When I placed it on the table, he took off the lid and tipped out coins, including a guinea. He began to shake. His grey face crumpled.

‘She hasn’t taken a penny. She’s been back but she’s left pay for the milk, coal, insurance, housekeeping. How will she manage?’

‘Never mind that now. Is there enough for what you need?’

Given I was the one with two good feet who must buy the whisky, I stopped at the Lloyds Arms where I am known, and would not be stared at.

I gave Fitzpatrick the bottle to nurse.

As we came closer to the Bank, he veered between optimism, convincing himself that Deirdre would be at her mother’s to receive condolences, and pessimism, that she wandered lost on some moor or in a wood, with only a rosary and a lucky pixie in her pocket.

As I drove, I asked Fitzpatrick, ‘Tell me a little more about who shares the house and who might be able to help us.’

‘The two spinster aunts, Mary and Brenda, as I mentioned, and there’s the old uncle, Jimmy, who chooses to confine himself to the cellar when he’s not out and about on his rounds or attending funerals. You’ll recognise him from his similarity to a picture-book gnome.’

‘Who is most likely to have useful information?’

‘They are. The aunts. And Deirdre has a friend she was at school with, and worked with at the shoe factory on East Street.’

‘What’s her name?’

‘Rita O’Neil. She was our bridesmaid, married to one of the fellows from the factory. You won’t miss her if she’s there. She’s takes over any room she enters. You’ll know her by her waving ginger hair.’
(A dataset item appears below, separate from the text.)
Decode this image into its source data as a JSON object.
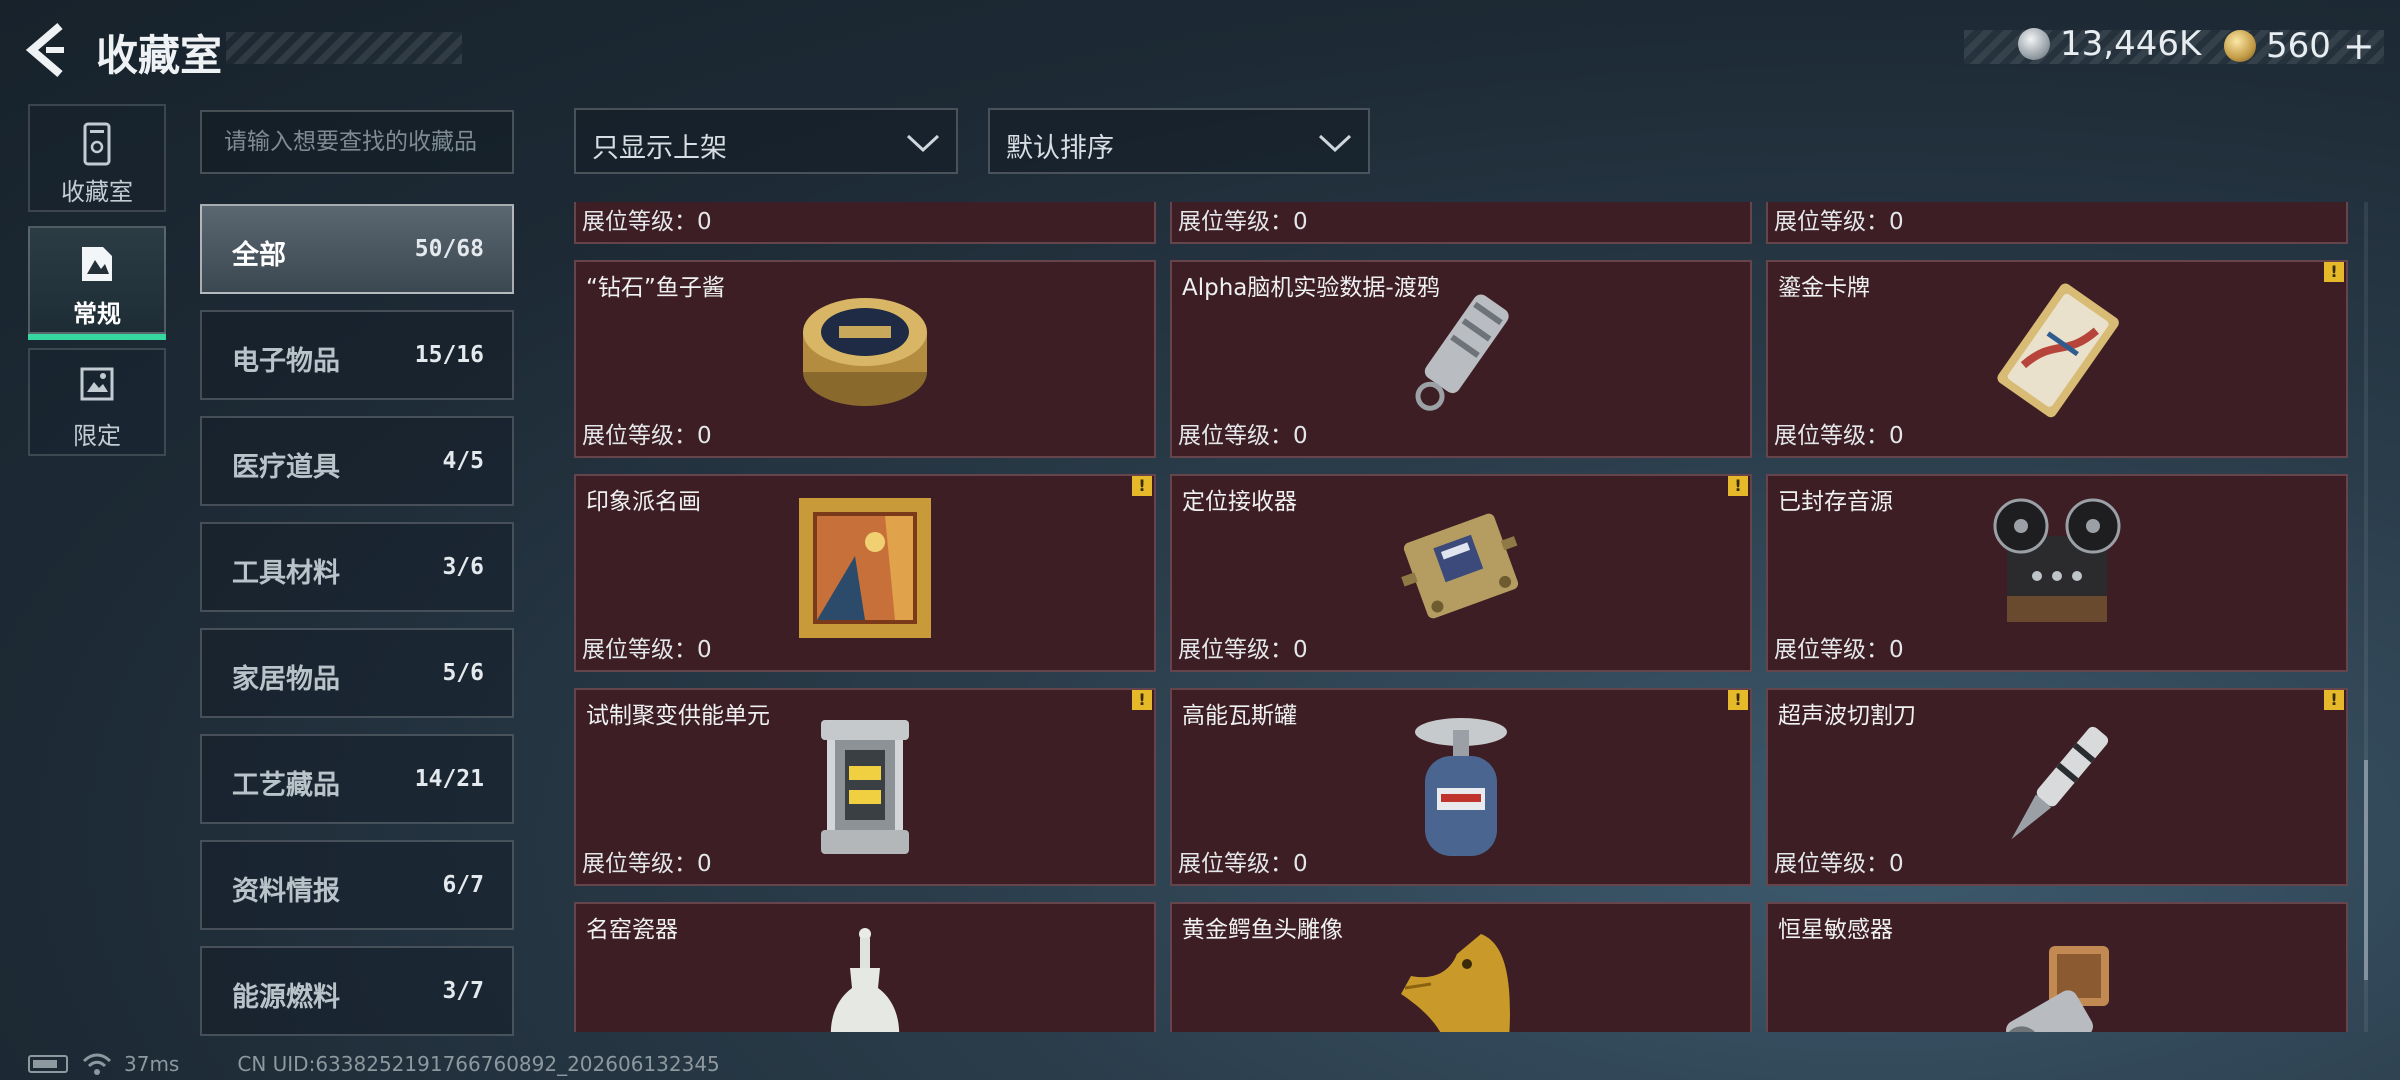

On Marsh Lane, a train rattled overhead, belching steam and smoke. Everything about these streets looked dull, grey and black.

As the motor bumped across the cobbles, half a dozen thin, dirty children looked up from their listless games of dipping fingers into summer-warmed gas tar and chalking on the pavement with a stone. Two of them were barefoot, all of them poorly dressed. As one, they jumped to their feet and ran after the motor.